Bozzy haalde zijn schouders op. ‘Ik weet niks, man.’

‘Dan kun je net zo goed oprotten.’

Bozzy vertrok beledigd, maar zo waardig mogelijk.

Jonjo wendde zich weer tot Mister Quality, die bezig was een uiterst dunne joint op te steken. Dit land was helemaal naar de kloten aan het gaan. Hij beheerste zich.

‘Hoe zag hij eruit, die Johannes 1603?’

‘Blank, net als jij. Jaar of dertig. Lang zwart haar. Dikke zwarte baard.’

Aha, een dikke zwarte baard, dacht Jonjo; dat verklaart het een en ander.

‘Weet je waar hij is?’

‘Als hij niet bij Mhouse is, dan weet ik het niet.’

Mister Quality kuierde verder, vijftig pond rijker. Die moest nodig een flink pak slaag hebben, dacht Jonjo, de arrogante klootzak; hem uitlachen, zomaar wiet roken op klaarlichte dag, in een park, met kinderen die in het gras spelen. Jezus. Die hele tent moest nodig eens worden uitgemest, de spuit erop, de ongediertebestrijding erin. Hij dwong zichzelf kalm te blijven. Johannes 1603, zei hij tegen zichzelf, wat betekent dat? Er moet een verklaring voor zijn…

Waarom zou Kindred zo’n rare naam kiezen? Maar naarmate hij verder dacht begon hij zich een stuk beter te voelen en de gedachten aan een plaatselijk Armageddon verdwenen naar de achtergrond: hij was iets op het spoor, hij had weer wat informatie gekregen, het gewone ‘Johannes’ was veranderd in ‘Johannes 1603’.

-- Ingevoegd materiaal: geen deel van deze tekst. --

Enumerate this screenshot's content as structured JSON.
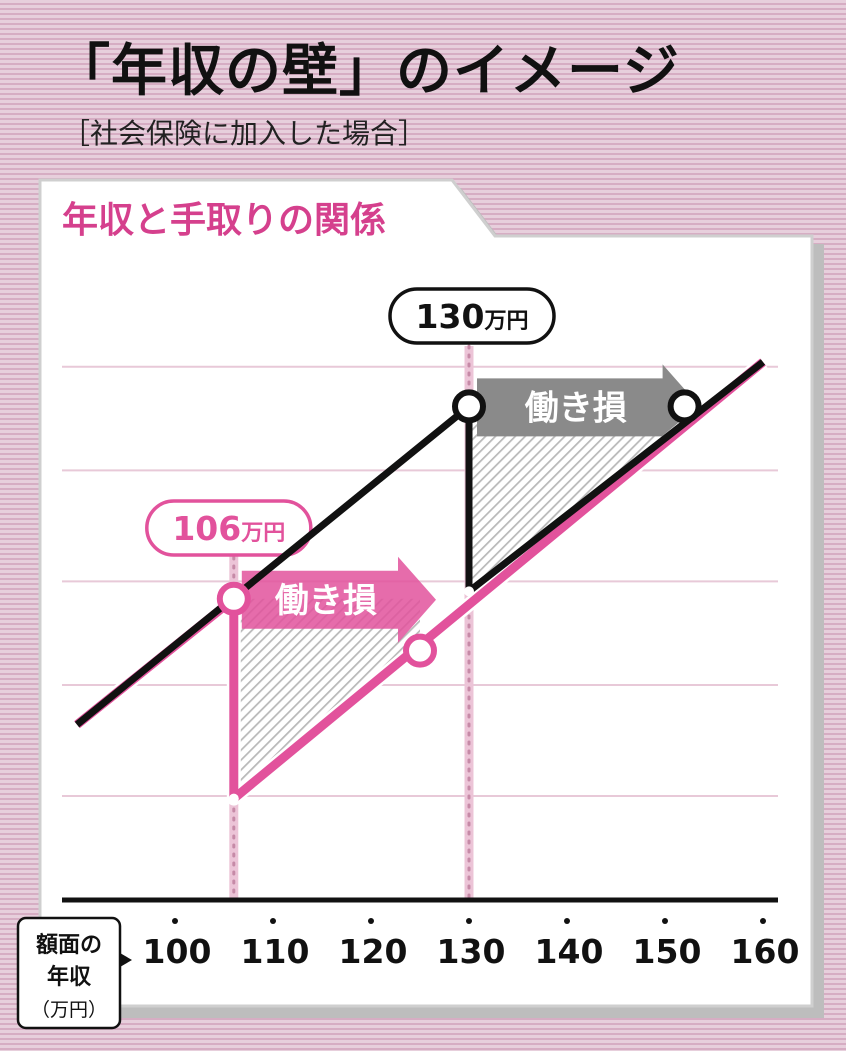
{
  "header": {
    "title": "「年収の壁」のイメージ",
    "subtitle": "［社会保険に加入した場合］"
  },
  "chart_data": {
    "type": "line",
    "title": "年収と手取りの関係",
    "xlabel": "額面の年収（万円）",
    "xlabel_lines": [
      "額面の",
      "年収",
      "（万円）"
    ],
    "ylabel": "",
    "xlim": [
      90,
      160
    ],
    "ylim": [
      0,
      100
    ],
    "x_ticks": [
      100,
      110,
      120,
      130,
      140,
      150,
      160
    ],
    "grid": true,
    "series": [
      {
        "color": "#111111",
        "points": [
          [
            90,
            11
          ],
          [
            130,
            54
          ],
          [
            130,
            29
          ],
          [
            160,
            60
          ]
        ]
      },
      {
        "color": "#e2529c",
        "points": [
          [
            90,
            11
          ],
          [
            106,
            28
          ],
          [
            106,
            1
          ],
          [
            160,
            60
          ]
        ]
      }
    ],
    "thresholds": [
      {
        "x": 106,
        "label": "106万円",
        "color": "#e2529c"
      },
      {
        "x": 130,
        "label": "130万円",
        "color": "#111111"
      }
    ],
    "markers": [
      {
        "x": 106,
        "y": 28,
        "series": "pink"
      },
      {
        "x": 125,
        "y": 21,
        "series": "pink"
      },
      {
        "x": 130,
        "y": 54,
        "series": "black"
      },
      {
        "x": 152,
        "y": 54,
        "series": "black"
      }
    ],
    "regions": [
      {
        "x_start": 106,
        "x_end": 125,
        "label": "働き損",
        "color": "#e2529c"
      },
      {
        "x_start": 130,
        "x_end": 152,
        "label": "働き損",
        "color": "#8a8a8a"
      }
    ]
  }
}
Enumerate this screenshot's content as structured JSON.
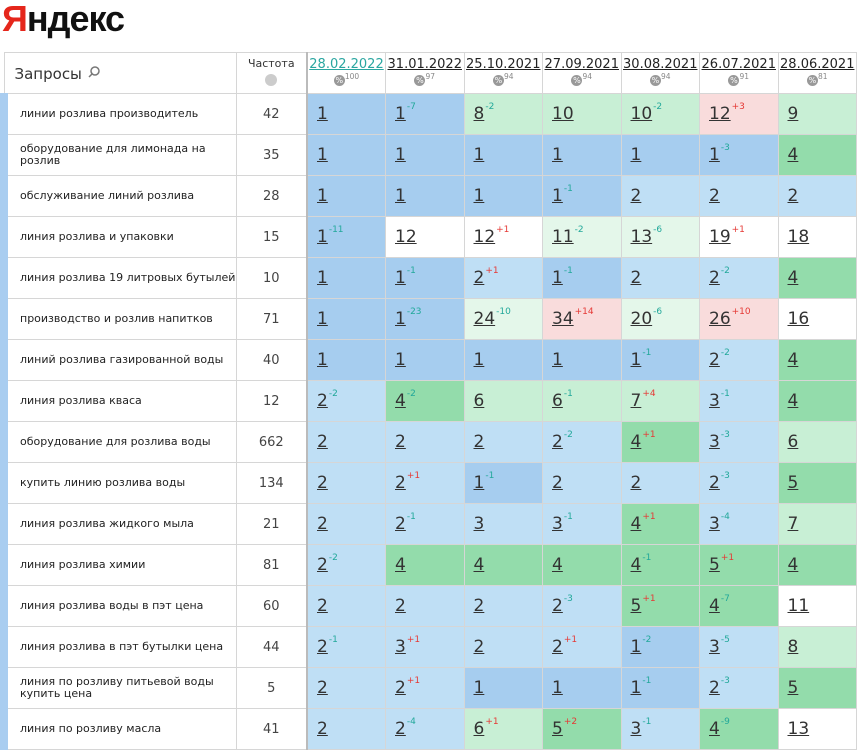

Hij had ook een signalement, hij had iemand ontmoet die Kindred kende, die hem onlangs nog had gezien en met hem had gesproken. Laat de Metropolitan Police maar barsten. Hij voelde dat hij steeds dichter bij zijn doel kwam.

Hij liep terug naar The Shaft en slenterde wat rond over het modderige binnenplein waar de flat van Mhouse op uitkeek, en bekeek de inwoners die kwamen en gingen. Hij ging de trap op naar flat L en klopte puur voor de vorm op de deur. Hij besloot er nog even rond te kijken, of hij iets over het hoofd had gezien, maar de deur was gerepareerd en zat weer stevig op slot. Misschien had Mister Quality alweer een nieuwe huurder…

‘Ze is er niet. Ze is weg.’

Jonjo draaide zich om en zag een oude vrouw met een schort in de deuropening van de naastgelegen flat staan. Ze had geen voortanden.

‘Sorry, mevrouw,’ zei Jonjo, en hij lachte beleefd. ‘Ik ben op zoek naar een vriend van me die Johannes heet. Ik meen dat hij hier gewoond heeft.’

‘Die is ook weg, Volgens mij zijn ze er samen vandoor, en ze heeft dat arme joch alleen achtergelaten. Walgelijk. Schandalig.’

Jonjo kwam dichterbij. ‘Kende u Johannes?’

De vrouw reageerde gepikeerd. ‘Niet echt. We waren kennissen, zeg maar.’

‘Ik hoorde van iemand dat hij zichzelf Johannes 1603 noemde.’

‘Ja, dat verbaast me niks.’

‘Waarom zou iemand zich zo noemen?’

‘Omdat hij lid was van de kerk,’ zei ze met enige minachting.

‘Maar nu zijn ze allebei verdwenen en hebben ons mooi in de steek gelaten.’

Jonjo glimlachte. Hij kon zijn geluk niet op. Wat begonnen was als een klotedag, beloofde nu een hoogtijdag te worden.